Gustavo Roberto Costa, do Ministério Público de São Paulo, fala sobre o grupo de promotores e procuradores Coletivo Transforma MP, que não aplaude a Lava Jato e promete resistir às pautas de Bolsonaro que considera violadoras da Carta

O promotor Gustavo Roberto Costa, um dos coordenadores do Transforma MP.

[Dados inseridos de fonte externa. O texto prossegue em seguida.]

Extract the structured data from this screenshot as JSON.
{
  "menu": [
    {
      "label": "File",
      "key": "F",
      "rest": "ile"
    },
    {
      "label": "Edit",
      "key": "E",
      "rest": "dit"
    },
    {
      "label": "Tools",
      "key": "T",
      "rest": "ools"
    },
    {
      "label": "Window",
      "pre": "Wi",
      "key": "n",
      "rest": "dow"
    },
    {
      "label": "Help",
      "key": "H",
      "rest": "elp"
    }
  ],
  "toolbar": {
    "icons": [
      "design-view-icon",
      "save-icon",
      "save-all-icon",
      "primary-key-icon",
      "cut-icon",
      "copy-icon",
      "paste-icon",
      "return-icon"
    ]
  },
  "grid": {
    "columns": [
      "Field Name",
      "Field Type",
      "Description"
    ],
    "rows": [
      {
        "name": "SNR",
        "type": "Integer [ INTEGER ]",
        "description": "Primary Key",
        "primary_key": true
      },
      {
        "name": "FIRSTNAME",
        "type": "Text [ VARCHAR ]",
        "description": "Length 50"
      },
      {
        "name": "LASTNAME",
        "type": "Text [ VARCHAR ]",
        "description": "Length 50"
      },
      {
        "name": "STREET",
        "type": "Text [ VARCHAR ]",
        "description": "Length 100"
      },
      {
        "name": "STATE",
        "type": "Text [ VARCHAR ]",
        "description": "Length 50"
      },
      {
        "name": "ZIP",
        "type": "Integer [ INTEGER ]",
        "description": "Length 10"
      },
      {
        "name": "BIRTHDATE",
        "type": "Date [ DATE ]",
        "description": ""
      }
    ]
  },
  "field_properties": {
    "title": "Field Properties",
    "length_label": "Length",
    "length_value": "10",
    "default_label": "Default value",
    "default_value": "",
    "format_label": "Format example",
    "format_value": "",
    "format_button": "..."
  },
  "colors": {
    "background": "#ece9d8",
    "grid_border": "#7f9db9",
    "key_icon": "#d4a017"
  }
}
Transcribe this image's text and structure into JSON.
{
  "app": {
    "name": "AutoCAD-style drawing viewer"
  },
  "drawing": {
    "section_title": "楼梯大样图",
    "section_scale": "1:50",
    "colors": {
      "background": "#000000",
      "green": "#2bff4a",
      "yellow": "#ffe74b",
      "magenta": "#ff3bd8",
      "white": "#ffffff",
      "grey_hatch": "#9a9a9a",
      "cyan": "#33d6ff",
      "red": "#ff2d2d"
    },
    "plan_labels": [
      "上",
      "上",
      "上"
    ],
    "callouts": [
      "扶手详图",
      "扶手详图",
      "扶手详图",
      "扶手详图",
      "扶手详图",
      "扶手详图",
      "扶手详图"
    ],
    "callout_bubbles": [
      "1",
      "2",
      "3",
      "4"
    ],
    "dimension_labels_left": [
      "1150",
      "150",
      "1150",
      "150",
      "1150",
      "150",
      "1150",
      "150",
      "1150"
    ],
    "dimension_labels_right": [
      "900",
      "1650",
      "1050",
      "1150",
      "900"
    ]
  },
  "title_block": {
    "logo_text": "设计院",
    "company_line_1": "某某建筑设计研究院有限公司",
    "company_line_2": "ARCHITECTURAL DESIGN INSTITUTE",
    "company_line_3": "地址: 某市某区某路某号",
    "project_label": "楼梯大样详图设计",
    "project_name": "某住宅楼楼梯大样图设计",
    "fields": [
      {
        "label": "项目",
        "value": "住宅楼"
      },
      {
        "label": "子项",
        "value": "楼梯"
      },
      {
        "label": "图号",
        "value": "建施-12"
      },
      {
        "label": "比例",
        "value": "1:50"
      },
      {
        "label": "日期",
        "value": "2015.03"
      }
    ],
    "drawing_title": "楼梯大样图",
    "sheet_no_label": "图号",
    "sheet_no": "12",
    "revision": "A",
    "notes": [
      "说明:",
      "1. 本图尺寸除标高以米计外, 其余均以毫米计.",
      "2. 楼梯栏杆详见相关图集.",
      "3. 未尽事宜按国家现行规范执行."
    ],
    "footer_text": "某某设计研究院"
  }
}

O promotor Gustavo Roberto Costa, um dos coordenadores do Transforma MP.
Gil Alessi

O Movimento Escola sem Partido ou as ideias que o movimento prega, como a de que a educação está contaminada por "doutrinação esquerdista", não param de ganhar fôlego. O passo importante mais recente foi a decisão de Jair Bolsonaro de nomear para o Ministério da Educação o professor da elite do Exército Ricardo Vélez Rodríguez. Neste cenário, com uma bancada de promotores se alinhando às pautas do futuro Governo, um grupo de servidores dos Ministérios Públicos estaduais e Federal se organizou no Coletivo Transforma MP, focado na defesa e promoção “dos Direitos Humanos civis, políticos, econômicos, sociais, culturais e ambientais, priorizando os explorados, oprimidos, vulneráveis, excluídos e minorias”. O grupo, com pouco mais de cem promotores e procuradores, publicou um manifesto contra Escola Sem Partido. Gustavo Roberto Costa, 37, promotor do MP-SP e um dos coordenadores do coletivo, descarta o rótulo de "outro polo". "Nós não queremos esta posição. Estamos onde o ordenamento jurídico diz que deveríamos estar", afirmou em entrevista ao EL PAÍS.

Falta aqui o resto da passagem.